Former Santa Monica Mayor Bobby Shriver, the nephew of the late President John F. Kennedy, faces former State Senator Sheila Kuehl Tuesday night in their first one-on-one debate since the June primary election. They are competing to replace Zev Yaroslavasky on the Los Angeles County Board of Supervisors.
The powerful five-member board controls funding for everything from public health to the Sheriff's Department. Both candidates want to represent the sprawling Third Supervisorial District, which includes Santa Monica, Beverly Hills and most of the San Fernando Valley.
Shriver, 60, and Kuehl, 73, are both Democrats – the race is non-partisan. Kuehl edged Shriver in the primary, 36-29 percent, but the election is expected to be close. The focus of the debate is transportation and economic development issues.
Here are five things to watch for:
- Should there be an extension of the Measure R half-cent sales tax to fund transportation projects? Extending the tax would allow the Metropolitan Transportation Authority to borrow more money and speed projects. Whoever is elected will serve on the MTA board. A 2012 measure to extend the tax failed to garner the necessary two-thirds vote. Should the Board of Supervisors place another measure on the ballot?
- Where do Shriver and Kuehl stand on the Century City subway, or Purple Line? Shriver has said he supports the route that sends the subway under a corner of Beverly Hills High School. The city of Beverly Hills sued to stop the project. Kuehl has said she opposes that route, but added she would not do anything to delay the project.
- Businesses have expressed doubts about plans for a special property tax to fund a cleanup of storm water in the county. Some school districts and cities also oppose the idea, saying they don’t produce much pollution – so why should they pay?

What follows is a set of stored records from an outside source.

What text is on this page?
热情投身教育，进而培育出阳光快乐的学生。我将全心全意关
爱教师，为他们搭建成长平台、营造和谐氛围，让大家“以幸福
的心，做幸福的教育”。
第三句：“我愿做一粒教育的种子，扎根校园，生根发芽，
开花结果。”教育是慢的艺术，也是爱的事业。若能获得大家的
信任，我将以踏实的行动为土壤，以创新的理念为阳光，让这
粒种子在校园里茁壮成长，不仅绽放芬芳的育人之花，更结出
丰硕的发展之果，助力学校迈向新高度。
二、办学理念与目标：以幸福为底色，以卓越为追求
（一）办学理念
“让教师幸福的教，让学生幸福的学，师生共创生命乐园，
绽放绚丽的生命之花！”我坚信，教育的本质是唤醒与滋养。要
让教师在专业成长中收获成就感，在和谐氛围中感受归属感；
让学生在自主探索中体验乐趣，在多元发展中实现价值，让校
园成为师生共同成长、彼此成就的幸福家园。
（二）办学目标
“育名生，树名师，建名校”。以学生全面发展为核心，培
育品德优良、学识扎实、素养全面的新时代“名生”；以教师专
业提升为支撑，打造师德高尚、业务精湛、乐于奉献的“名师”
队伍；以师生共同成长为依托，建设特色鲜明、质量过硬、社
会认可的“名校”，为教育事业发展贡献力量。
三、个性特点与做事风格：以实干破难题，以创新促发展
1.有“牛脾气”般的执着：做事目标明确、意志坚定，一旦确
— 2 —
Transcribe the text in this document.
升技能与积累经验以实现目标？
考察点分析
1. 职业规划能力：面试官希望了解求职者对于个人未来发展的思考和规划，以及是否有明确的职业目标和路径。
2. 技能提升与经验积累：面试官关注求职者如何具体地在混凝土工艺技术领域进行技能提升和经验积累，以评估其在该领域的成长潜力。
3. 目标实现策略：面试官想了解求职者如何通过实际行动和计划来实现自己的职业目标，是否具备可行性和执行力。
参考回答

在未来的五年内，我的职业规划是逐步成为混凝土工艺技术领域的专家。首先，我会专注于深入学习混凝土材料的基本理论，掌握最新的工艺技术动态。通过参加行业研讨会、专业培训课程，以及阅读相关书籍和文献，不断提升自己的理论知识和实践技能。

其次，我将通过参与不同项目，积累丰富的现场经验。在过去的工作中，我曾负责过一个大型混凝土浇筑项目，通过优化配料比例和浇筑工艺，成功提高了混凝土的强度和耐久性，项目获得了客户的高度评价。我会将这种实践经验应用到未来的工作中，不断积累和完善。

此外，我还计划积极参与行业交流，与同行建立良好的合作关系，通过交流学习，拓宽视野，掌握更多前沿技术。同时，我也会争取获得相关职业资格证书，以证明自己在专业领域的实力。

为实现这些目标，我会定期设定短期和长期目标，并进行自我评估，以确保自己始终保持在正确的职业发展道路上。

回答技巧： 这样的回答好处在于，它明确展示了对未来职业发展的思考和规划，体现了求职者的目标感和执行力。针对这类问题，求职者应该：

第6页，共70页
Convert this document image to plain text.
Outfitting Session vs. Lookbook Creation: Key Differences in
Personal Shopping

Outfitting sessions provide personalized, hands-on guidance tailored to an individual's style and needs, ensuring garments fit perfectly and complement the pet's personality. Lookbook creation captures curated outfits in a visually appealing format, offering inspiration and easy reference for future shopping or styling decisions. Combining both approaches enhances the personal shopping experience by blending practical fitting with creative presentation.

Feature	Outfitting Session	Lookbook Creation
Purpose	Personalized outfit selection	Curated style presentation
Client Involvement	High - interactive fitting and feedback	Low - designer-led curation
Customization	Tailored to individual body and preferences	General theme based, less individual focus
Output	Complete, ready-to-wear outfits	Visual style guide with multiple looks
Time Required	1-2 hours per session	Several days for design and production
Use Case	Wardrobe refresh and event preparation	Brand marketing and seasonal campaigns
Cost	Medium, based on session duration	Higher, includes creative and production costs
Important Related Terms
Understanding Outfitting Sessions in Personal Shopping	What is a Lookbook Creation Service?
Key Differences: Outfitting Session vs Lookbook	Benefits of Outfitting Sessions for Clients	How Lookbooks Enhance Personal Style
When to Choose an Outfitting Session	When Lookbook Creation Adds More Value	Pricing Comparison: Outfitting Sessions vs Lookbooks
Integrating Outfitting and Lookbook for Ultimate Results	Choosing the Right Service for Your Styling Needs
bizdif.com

So where do Shriver and Kuehl stand on the idea of a property tax to clean polluted storm water? Do they have other ideas to fund a clean up?
- Shriver and Kuehl have very different styles. Shriver tends to be animated. Kuehl is more cerebral. That could affect their debate styles and might inform voters on how each would perform on the five-member Board of Supervisors.
- Where do Shriver and Kuehl stand on business regulations and public-private partnerships by the state’s largest county government? Most business groups have endorsed Shriver. Most labor unions have endorsed Kuehl. What will each candidate have to say about the interaction of the county with businesses, and the often- contentious issues of contracting out county services.
The two candidates present very different resumes. Shriver is a former Santa Monica mayor who has used his powerful political connections as a member of the Kennedy family to team with U2 rock star, Bono and raise money for worldwide causes including the fight against AIDS in Africa. Kuehl was a child actor who spent nearly two decades in the state legislature, championing healthcare and family leave legislation. She was the first openly gay member of the legislature and, if elected, would be the first openly gay member of the Los Angeles County Board of Supervisors.